Lisboa me ha encontrado esta mañana
Cuando los recuerdos, la lluvia y la música se entrelazan en silencio
Por Rafi Mercer
Hay días que no se anuncian: llegan en silencio, sabiendo ya lo que necesitas.
Lleva días lloviendo por aquí. Es ese tipo de lluvia que suaviza los contornos y ralentiza las mañanas. Y, sin darme cuenta, mi mente se ha ido hacia el sur, a Lisboa. La Lisboa antigua. Colinas, luz, piedra desgastada, estancias que respiran. Una ciudad que entiende el ritmo sin llegar a nombrarlo nunca.

Estaba pensando en Charle.

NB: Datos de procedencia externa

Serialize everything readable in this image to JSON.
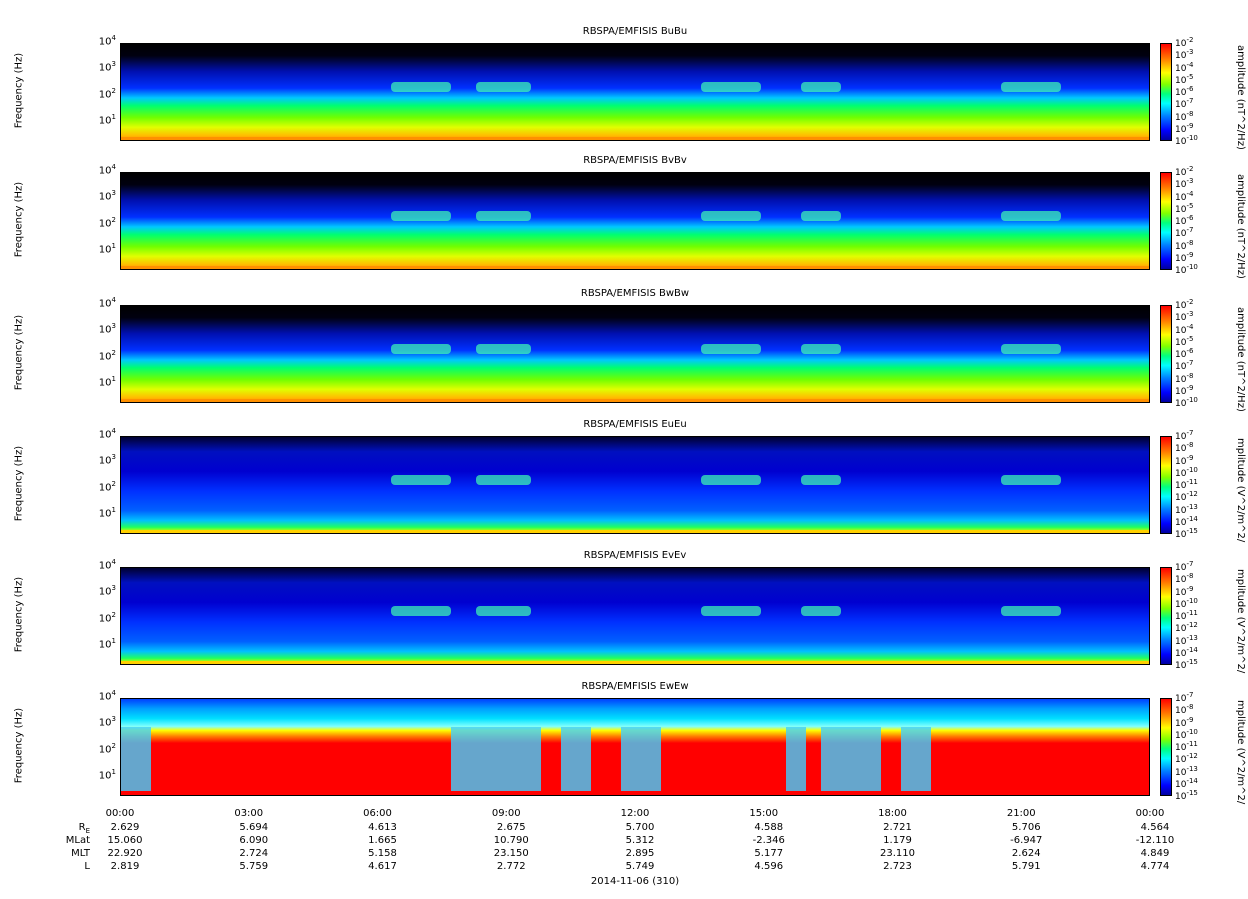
{
  "colorbar": {
    "mag_label": "amplitude (nT^2/Hz)",
    "mag_ticks": [
      "10",
      "10",
      "10",
      "10",
      "10",
      "10",
      "10",
      "10",
      "10"
    ],
    "mag_exps": [
      "-2",
      "-3",
      "-4",
      "-5",
      "-6",
      "-7",
      "-8",
      "-9",
      "-10"
    ],
    "elec_label": "mplitude (V^2/m^2/",
    "elec_exps": [
      "-7",
      "-8",
      "-9",
      "-10",
      "-11",
      "-12",
      "-13",
      "-14",
      "-15"
    ]
  },
  "yaxis": {
    "label": "Frequency (Hz)",
    "tick_exps": [
      "4",
      "3",
      "2",
      "1"
    ]
  },
  "xaxis": {
    "ticks": [
      "00:00",
      "03:00",
      "06:00",
      "09:00",
      "12:00",
      "15:00",
      "18:00",
      "21:00",
      "00:00"
    ],
    "date": "2014-11-06 (310)"
  },
  "ephemeris": {
    "labels": [
      "R",
      "MLat",
      "MLT",
      "L"
    ],
    "re_sub": "E",
    "rows": [
      [
        "2.629",
        "5.694",
        "4.613",
        "2.675",
        "5.700",
        "4.588",
        "2.721",
        "5.706",
        "4.564"
      ],
      [
        "15.060",
        "6.090",
        "1.665",
        "10.790",
        "5.312",
        "-2.346",
        "1.179",
        "-6.947",
        "-12.110"
      ],
      [
        "22.920",
        "2.724",
        "5.158",
        "23.150",
        "2.895",
        "5.177",
        "23.110",
        "2.624",
        "4.849"
      ],
      [
        "2.819",
        "5.759",
        "4.617",
        "2.772",
        "5.749",
        "4.596",
        "2.723",
        "5.791",
        "4.774"
      ]
    ]
  },
  "chart_data": [
    {
      "type": "heatmap",
      "title": "RBSPA/EMFISIS  BuBu",
      "ylabel": "Frequency (Hz)",
      "yscale": "log",
      "ylim": [
        2,
        10000
      ],
      "xlim": [
        "00:00",
        "00:00"
      ],
      "colorbar_label": "amplitude (nT^2/Hz)",
      "clim_exp": [
        -10,
        -2
      ]
    },
    {
      "type": "heatmap",
      "title": "RBSPA/EMFISIS  BvBv",
      "ylabel": "Frequency (Hz)",
      "yscale": "log",
      "ylim": [
        2,
        10000
      ],
      "xlim": [
        "00:00",
        "00:00"
      ],
      "colorbar_label": "amplitude (nT^2/Hz)",
      "clim_exp": [
        -10,
        -2
      ]
    },
    {
      "type": "heatmap",
      "title": "RBSPA/EMFISIS  BwBw",
      "ylabel": "Frequency (Hz)",
      "yscale": "log",
      "ylim": [
        2,
        10000
      ],
      "xlim": [
        "00:00",
        "00:00"
      ],
      "colorbar_label": "amplitude (nT^2/Hz)",
      "clim_exp": [
        -10,
        -2
      ]
    },
    {
      "type": "heatmap",
      "title": "RBSPA/EMFISIS  EuEu",
      "ylabel": "Frequency (Hz)",
      "yscale": "log",
      "ylim": [
        2,
        10000
      ],
      "xlim": [
        "00:00",
        "00:00"
      ],
      "colorbar_label": "mplitude (V^2/m^2/",
      "clim_exp": [
        -15,
        -7
      ]
    },
    {
      "type": "heatmap",
      "title": "RBSPA/EMFISIS  EvEv",
      "ylabel": "Frequency (Hz)",
      "yscale": "log",
      "ylim": [
        2,
        10000
      ],
      "xlim": [
        "00:00",
        "00:00"
      ],
      "colorbar_label": "mplitude (V^2/m^2/",
      "clim_exp": [
        -15,
        -7
      ]
    },
    {
      "type": "heatmap",
      "title": "RBSPA/EMFISIS  EwEw",
      "ylabel": "Frequency (Hz)",
      "yscale": "log",
      "ylim": [
        2,
        10000
      ],
      "xlim": [
        "00:00",
        "00:00"
      ],
      "colorbar_label": "mplitude (V^2/m^2/",
      "clim_exp": [
        -15,
        -7
      ]
    }
  ]
}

Trabajamos juntos hace años en Virgin; ella era la responsable de compras de música nacional portuguesa. Tenía un estilo natural y desenfadado. Imagino que sigue teniéndolo. Era el tipo de persona con la que no hacía falta hablar mucho, porque la música hablaba por ti. Cuando sonaban ciertos discos, simplemente sonreías. No hacía falta decir nada.
Ese recuerdo trajo consigo una melodía. Cesária Évora. «Sodade »: una canción que ha dado la vuelta al mundo en remezclas y en festivales, pero que nunca ha perdido su fuerza. Hoy, sin embargo, no se trata de la remezcla. Es «Live à Paris 1993», sonando en voz baja a mi lado.
Y es perfecto.
Su voz no «actúa», sino que «llega». Llena de alegría, conexión, alma y una paz natural que parece casi arquitectónica. No se escucha a Cesária para evadirse; se la escucha para recordar lo que se siente al pertenecer a algún lugar, aunque sea por un instante.
Lisboa tiene ese mismo don. Y también lo tienen ciertas personas.
Quizá le envíe un mensaje a Charle más tarde. Solo unas líneas. La música tiene la capacidad de mantener calientes las viejas puertas sin necesidad de volver a abrirlas.
Hay días para correr.
Hoy era un día para escuchar.
Rafi Mercer escribe sobre los espacios en los que la música es importante.